One afternoon as I was trundling jump components to one of the arenas, I saw Fidel coming my way with something bundled in his arms. It wasn’t large, but it was apparently heavy, because he was puffing with the uphill climb.
“Can I help you?” I asked.
He nodded. I held out my arms and he dropped whatever it was into them. “An old educational computator,” he said, pulling up his shirt to wipe his sweating face.
“Is it broken?” I asked. It certainly wasn’t heavy, but Fidel was a portly and unexercised fellow.

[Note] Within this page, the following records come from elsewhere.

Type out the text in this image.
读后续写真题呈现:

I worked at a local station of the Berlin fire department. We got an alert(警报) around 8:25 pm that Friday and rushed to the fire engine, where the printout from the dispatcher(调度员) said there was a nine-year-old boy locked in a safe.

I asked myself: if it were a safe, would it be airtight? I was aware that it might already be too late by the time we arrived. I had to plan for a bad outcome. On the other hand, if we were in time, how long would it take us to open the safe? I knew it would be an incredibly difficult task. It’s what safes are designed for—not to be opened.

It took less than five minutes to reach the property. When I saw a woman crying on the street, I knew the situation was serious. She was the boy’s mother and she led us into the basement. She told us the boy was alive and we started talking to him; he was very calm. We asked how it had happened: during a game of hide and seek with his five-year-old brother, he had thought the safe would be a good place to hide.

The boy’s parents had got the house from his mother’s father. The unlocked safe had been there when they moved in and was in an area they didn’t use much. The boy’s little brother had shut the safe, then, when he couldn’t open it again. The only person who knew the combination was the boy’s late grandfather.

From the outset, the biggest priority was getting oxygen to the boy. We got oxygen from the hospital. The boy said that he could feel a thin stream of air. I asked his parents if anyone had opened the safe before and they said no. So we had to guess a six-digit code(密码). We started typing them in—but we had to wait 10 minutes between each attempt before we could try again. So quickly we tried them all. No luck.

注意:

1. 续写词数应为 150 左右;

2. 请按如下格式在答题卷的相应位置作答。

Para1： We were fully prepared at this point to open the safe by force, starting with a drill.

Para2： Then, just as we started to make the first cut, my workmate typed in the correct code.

“It sure as kraa won’t work,” he muttered. “Got no use for it anyway. May just need a new part, I dunno. Used to belong to my brother’s daughter and it ended up here.”
And educational computator. I’d heard of such things. They taught you to read and write! “What are you going to do with it?”
“Throw it in that pile of scrap outside the farrier’s shed,” he said, pointing that direction. I guess he saw the look on my face because he grinned and added, “If you can fix it, you can have it. Give you something to do in the evenings besides hide from the others.” He turned away laughing and hurried down the hill, hailing a woman carrying groceries into the main house.
I had a computator! I felt like the whole world was at my fingertips. If I could breathe life into it, I could learn to read and write! The thrill of that thought gave me goosebumps. I trotted back up the hill and into the hay barn. It was wrapped in an old horse blanket. I set it down and unwrapped it. It was magnificent. It was the galaxy in a box. It spread its arms to me and invited me to learn. I re-wrapped it and hid it behind some hay bales in a pile of clean straw.
I visited it every evening after that. I walked down toward the river and then doubled back through the trees to make sure nobody followed me. I unwrapped it, and touched it and polished it and talked to it. There were letters on it that I couldn’t read and numbers that meant nothing, but I clung to the hope that it would magically spring to life and make me into a new and better incarnation of myself.
I got out my two books and chanted the songs under my breath and followed along with my finger. I practiced the shape of letters and picked out all the ones that were the same, and I pretended that I was teaching the horses to read and said lessons out loud to them. “This is a B. It sounds like this. Say it after me. B.” They were tolerant if not impressed, and so I passed my evenings in study and quiet conversation.
I spent my days cleaning stalls, polishing tack, setting up and taking down jumps and restacking the hay as new hay came in. It was hard work, but I enjoyed it well enough. I spent my evenings with my computator and my books, and pretended that I was making progress, but I knew – I was all that I would ever be. I was the boy with the brands and the dead computator.